A pair of beautiful flags were therefore made for her, and to them was attached this inscription:—

"In token and acknowledgement of the inestimable services rendered by Miss Dorothea L. Dix for the Care, Succor, and Relief of the Sick and Wounded Soldiers of the United States on the Battlefield, in Camps and Hospitals, during the recent war, and of her benevolent and diligent labors and devoted efforts to whatever might contribute to their comfort and welfare."

These flags now hand in the Memorial Hall at Harvard University.

After the war, Dorothea Dix went back to her old work of looking after the unfortunate insane and befriending the friendless. She had already been the means of founding thirty-two asylums in this country and in Europe. In her old age she founded two more, these being in Japan. On a large map of the world it was her pleasure to mark the location of each asylum by a red cross.
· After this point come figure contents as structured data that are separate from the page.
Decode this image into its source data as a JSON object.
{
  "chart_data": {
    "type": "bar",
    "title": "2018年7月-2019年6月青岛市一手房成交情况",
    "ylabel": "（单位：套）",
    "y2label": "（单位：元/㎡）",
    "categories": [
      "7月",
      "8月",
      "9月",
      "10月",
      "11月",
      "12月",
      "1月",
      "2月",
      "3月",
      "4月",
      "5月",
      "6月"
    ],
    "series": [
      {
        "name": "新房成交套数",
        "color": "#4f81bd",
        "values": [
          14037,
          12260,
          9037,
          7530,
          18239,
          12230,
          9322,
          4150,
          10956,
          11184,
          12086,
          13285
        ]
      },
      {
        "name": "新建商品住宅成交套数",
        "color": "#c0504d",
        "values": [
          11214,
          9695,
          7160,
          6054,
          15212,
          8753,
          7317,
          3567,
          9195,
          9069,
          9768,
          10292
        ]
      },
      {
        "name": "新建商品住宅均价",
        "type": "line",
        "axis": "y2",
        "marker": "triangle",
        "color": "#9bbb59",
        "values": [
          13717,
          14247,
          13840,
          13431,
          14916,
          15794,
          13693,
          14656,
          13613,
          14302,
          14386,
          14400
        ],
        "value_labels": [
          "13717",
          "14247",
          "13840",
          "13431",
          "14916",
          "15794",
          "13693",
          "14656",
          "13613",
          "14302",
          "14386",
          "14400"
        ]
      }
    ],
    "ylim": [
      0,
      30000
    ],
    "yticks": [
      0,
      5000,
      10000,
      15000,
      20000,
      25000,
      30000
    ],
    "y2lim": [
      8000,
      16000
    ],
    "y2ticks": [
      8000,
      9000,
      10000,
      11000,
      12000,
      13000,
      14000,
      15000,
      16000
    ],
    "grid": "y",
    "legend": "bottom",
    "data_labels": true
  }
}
Her sympathies went out to all suffering creatures. Not only human beings but animals were the objects of her love. In a crowded part of Boston she planned a drinking fountain for horses and men; and for it the poet Whittier wrote these lines:—

"Stranger and traveler,

Drink freely and bestow

A kindly thought on her

Who bade this fountain flow,

Yet hath for it no claim

Save as the minister

Of blessing in God's name.

Drink, and in His peace go!"

Such a life as that of Dorothea Dix is its own reward. How supremely grand it is when compared with a life that is given to selfishness and ease! Her work lives after her. Its influence and blessing will be felt for ages yet to come.